Power washing – This is the same pressure as “pressure washing” but with very hot water. The hot water is generated by an on-board heating unit until it reaches approximately 200-300 degrees, depending on what is needed to be cleaned. Technically speaking, when water is at atmospheric pressure, water boils and turns into steam around 212 degrees Fahrenheit. When water is pressurized to high pressure, the boiling point of water increases, which in turn increases the overall temperature needed for steam. Water will need to reach 230 degrees Fahrenheit before it will become steam. At these temperatures and pressures, someone can be seriously hurt in a split second should a hose break or fitting come loose. Extreme caution is always taken when using this type of cleaning method for obvious reasons. We also do inspections on all equipment being used, so the possibility of accidents are avoided.
Soft washing – This type of cleaning is the safest, deepest, and most effective way to clean the majority of exterior finishes, depending on buildup. This cleaning process only requires 60-100psi for application of solutions and rinsing power. Soft washing is solely reliant on chemistry, not brute force to safely eliminate and/or break down buildup and easily have it rinsed away. When it comes to washing the exterior of a house or removing buildup on a roof surface, this process is actually the only cleaning process enforced by both siding and roofing institutions. Using a pressure washing or even a power washing machine, in attempt to remove any living microorganism or even airborne dust, will void any warranties with the manufacturer, cause irreversible damage seen and not seen by the naked eye, but overall doesn’t come close to offering the cleaning power and the long term benefits of really removing the buildup (commonly environmental buildup) at its root system. Pressure washing and power washing will only scalp the material off, spreading it, and making it look worse when it comes back, because it will. There is no complete remedy for environmental buildup, but the soft washing process is by far the best choice.
Before starting any job, we visit each site to thoroughly inspect the property for….
- Current damage (brought up at time of bid, any needed pictures are taken for documentation)
- Areas of concern
- Size of job
- Types of buildup
- Solutions being used, will they have an environmental impact?
- Most cost-efficient way to clean while providing best results
- Safety – Do the cleaning procedures outweigh safety?

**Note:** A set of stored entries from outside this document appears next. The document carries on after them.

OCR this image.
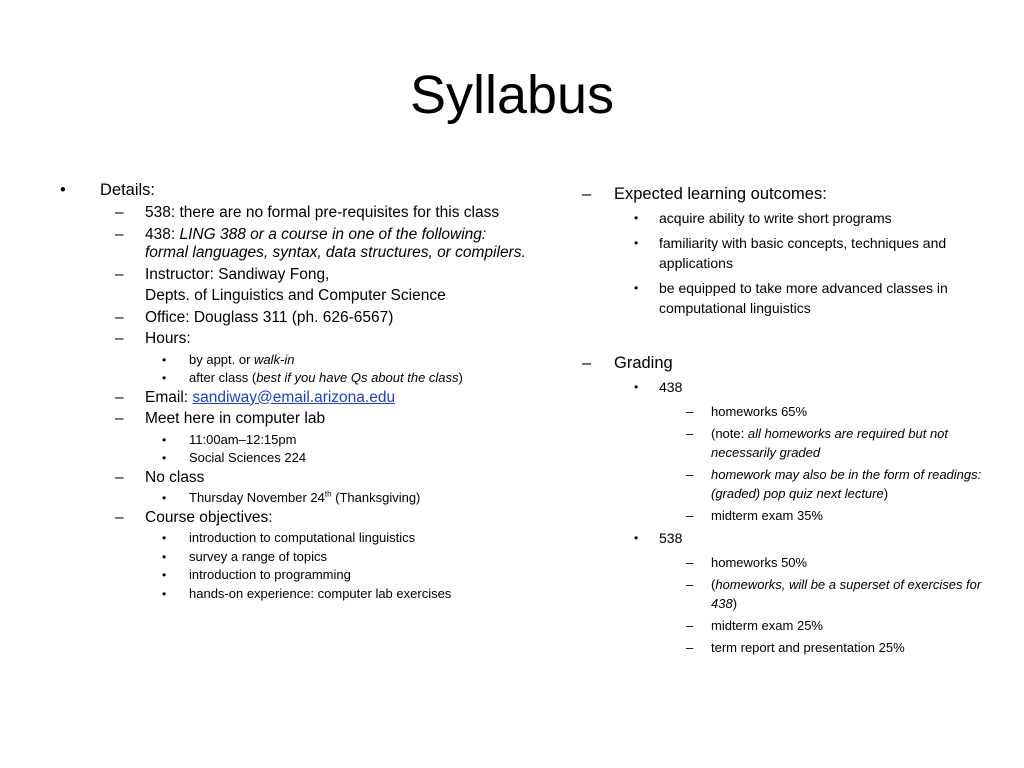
Syllabus
• Details:
– 538: there are no formal pre-requisites for this class
– 438: LING 388 or a course in one of the following: formal languages, syntax, data structures, or compilers.
– Instructor: Sandiway Fong,
Depts. of Linguistics and Computer Science
– Office: Douglass 311 (ph. 626-6567)
– Hours:
• by appt. or walk-in
• after class (best if you have Qs about the class)
– Email: sandiway@email.arizona.edu
– Meet here in computer lab
• 11:00am–12:15pm
• Social Sciences 224
– No class
• Thursday November 24th (Thanksgiving)
– Course objectives:
• introduction to computational linguistics
• survey a range of topics
• introduction to programming
• hands-on experience: computer lab exercises
– Expected learning outcomes:
• acquire ability to write short programs
• familiarity with basic concepts, techniques and applications
• be equipped to take more advanced classes in computational linguistics
– Grading
• 438
– homeworks 65%
– (note: all homeworks are required but not necessarily graded
– homework may also be in the form of readings: (graded) pop quiz next lecture)
– midterm exam 35%
• 538
– homeworks 50%
– (homeworks, will be a superset of exercises for 438)
– midterm exam 25%
– term report and presentation 25%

Once a thorough inspection has been done been by one of our trained staff, we will put together a proposal based on your needs and wants, with each step taken into consideration. If we were to not visit each site, areas may be forgotten or current conditions of buildup and damage may be overlooked. It is important for the property to be carefully inspected for possible safety, but most importantly, we want to offer our best pricing possible. Visiting each site allows us to determine what will be the most effective process, rather than through video or pictures.